Italia e Francia facciano le riforme promesse o si troveranno di fronte “a un inasprimento della procedura sul deficit”. Lo ha dichiarato Jean-Claude Juncker, presidente della Commissione Ue, secondo cui “se alle parole non seguiranno i fatti, per questi paesi non sarà piacevole”. Al termine dell’incontro con la direttrice del Fondo monetario internazionale (Fmi), Christine Lagarde, il presidente del Consiglio Renzi ha replicato a indirettamente a Juncker, dicendo ai suoi collaboratori: “Se perfino il Fmi, che non è esattamente una sezione del Partito Comunista a Washington, chiede all’Europa di investire sulla crescita, qualche domanda i partner Ue dovranno pure cominciare a farsela”. Ne abbiamo parlato con Giulio Sapelli, professore di Storia economica all’Università di Milano.
Che cosa ne pensa delle affermazioni di Juncker su Italia e Francia?
Juncker è un demagogo stupefacente, perché fino a poco tempo fa i rapporti tra il presidente della Commissione Ue, da un lato, e Italia e Francia, dall’altro, erano ottimi. L’Italia aveva contribuito decisamente alla nomina del presidente, rinunciando a commissari importanti. Il motivo è che c’era un accordo con Juncker relativo al fatto che investimenti da alcune centinaia di miliardi di euro avrebbero avuto ricadute positive tanto per Roma quanto per Parigi.
Perché le parole di Juncker arrivano proprio ora?
Questa reprimenda mi pare quindi assolutamente fuori luogo e per certi versi inspiegabile. Fa il paio con quanto ha dichiarato martedì il ministro Padoan, secondo cui non si può assolutamente superare il 3%. Quello di Juncker è un attacco proditorio e una mancanza di rispetto dei patti che avevano condotto alla sua elezione.
La presa di posizione di Juncker nasce dal fatto che l’Italia è nell’occhio del ciclone?
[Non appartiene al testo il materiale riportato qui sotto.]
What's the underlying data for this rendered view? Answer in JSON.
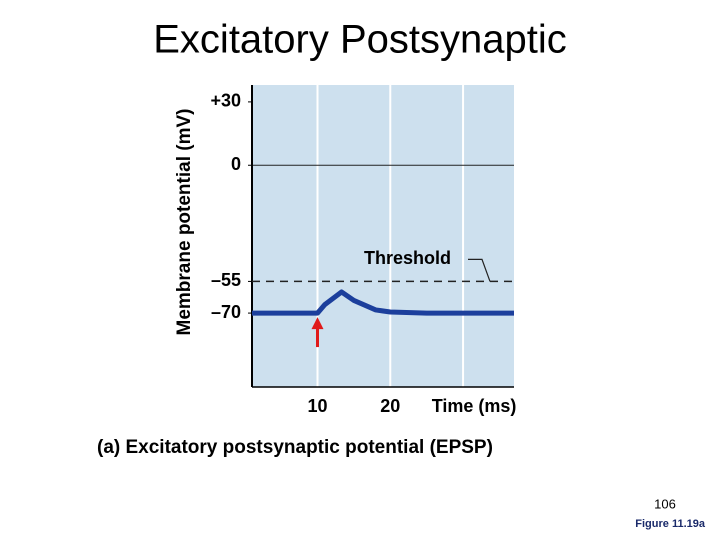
{
  "slide": {
    "title": "Excitatory Postsynaptic",
    "page_number": "106",
    "figure": "Figure 11.19a"
  },
  "chart_data": {
    "type": "line",
    "ylabel": "Membrane potential (mV)",
    "caption": "(a) Excitatory postsynaptic potential (EPSP)",
    "x": [
      1,
      10,
      11,
      13.3,
      15,
      18,
      20,
      25,
      37
    ],
    "series": [
      {
        "name": "EPSP",
        "color": "#1c3f9c",
        "values": [
          -70,
          -70,
          -66,
          -60,
          -64,
          -68.5,
          -69.5,
          -70,
          -70
        ]
      }
    ],
    "xlim": [
      1,
      37
    ],
    "ylim": [
      -105,
      38
    ],
    "xticks": [
      10,
      20,
      {
        "value": 30,
        "label": "Time (ms)"
      }
    ],
    "yticks": [
      {
        "value": 30,
        "label": "+30"
      },
      0,
      {
        "value": -55,
        "label": "–55"
      },
      {
        "value": -70,
        "label": "–70"
      }
    ],
    "threshold": {
      "value": -55,
      "label": "Threshold"
    },
    "grid": true,
    "background": "#cde0ee",
    "stimulus_color": "#e01a1a"
  }
}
Che l’Italia sia nell’occhio del ciclone è una convinzione dei tedeschi e dei suoi alleati del Nord Europa. Il nostro è un Paese che ha tra i deficit più bassi in Europa, pur avendo un debito elevato. Godiamo di un avanzo primario notevole, la ricchezza delle famiglie è solida, le banche sono uscite abbastanza bene dalla prima fase di crisi. Il nostro è un Paese gravemente colpito nel suo cuore di produttore manifatturiero, e che cercava nel piano Juncker un modo per ricostruire la domanda perduta.
Quanto rischia l’Italia?
Non mi sembra che l’Italia sia particolarmente a rischio. Lo spread è ai minimi, la fiducia degli investitori stranieri è buona. Piuttosto è Juncker ad avere dei problemi con la Germania, che gli rimprovera di avere posto le basi per il piano di investimenti da 300 miliardi che chiaramente va contro tutti i principi dell’“ordoliberalismo”.
Di che cosa ci sta minacciando Juncker con il suo “non sarà piacevole”? Di fare arrivare la Troika?
Sì, la minaccia riguarda l’invio della Troika. Una persona che occupa una carica istituzionale non può fare una dichiarazione di questo tipo, che esprime tutto il degrado della classe politica dominante che ha in mano l’Europa. “Non sarà piacevole” è un linguaggio che va bene per minacciare dei bambini, non per parlare a dei gentiluomini, né tantomeno alle nazioni. L’Europa è in mano a una banda di maleducati, i quali non sanno come ci si comporta nelle istituzioni. Quello di Juncker mi ricorda il linguaggio delle SS, delle Camice brune o di Mussolini dopo il delitto Matteotti. Di fronte a un personaggio come il presidente della Commissione Ue, non posso che dire che spero di morire prima di vedere le conseguenze delle sue parole e azioni per l’Europa.
Renzi, dopo aver incontrato la Lagarde, avrebbe detto: “Se perfino il Fmi, che non è esattamente una sezione del Partito Comunista a Washington, chiede all’Europa di investire sulla crescita, qualche domanda i partner Ue dovranno pure cominciare a farsela”. È d’accordo con il premier?
Il presidente del consiglio ha detto una frase molto giusta e appropriata. Il Fondo monetario è molto più vicino all’orientamento degli Stati Uniti. Andrebbe preso in altrettanta considerazione anche il documento pubblicato dall’Ocse sulla disuguaglianza in aumento e sulla crescita bloccata in Europa. Per comprendere che cosa sta avvenendo basta leggersi il libro di Timothy Geithner, “Stress Test”, in fondo al quale c’è un grafico molto interessante che mostra le conseguenze delle due vie, quella seguita dall’Europa e quella degli Stati Uniti.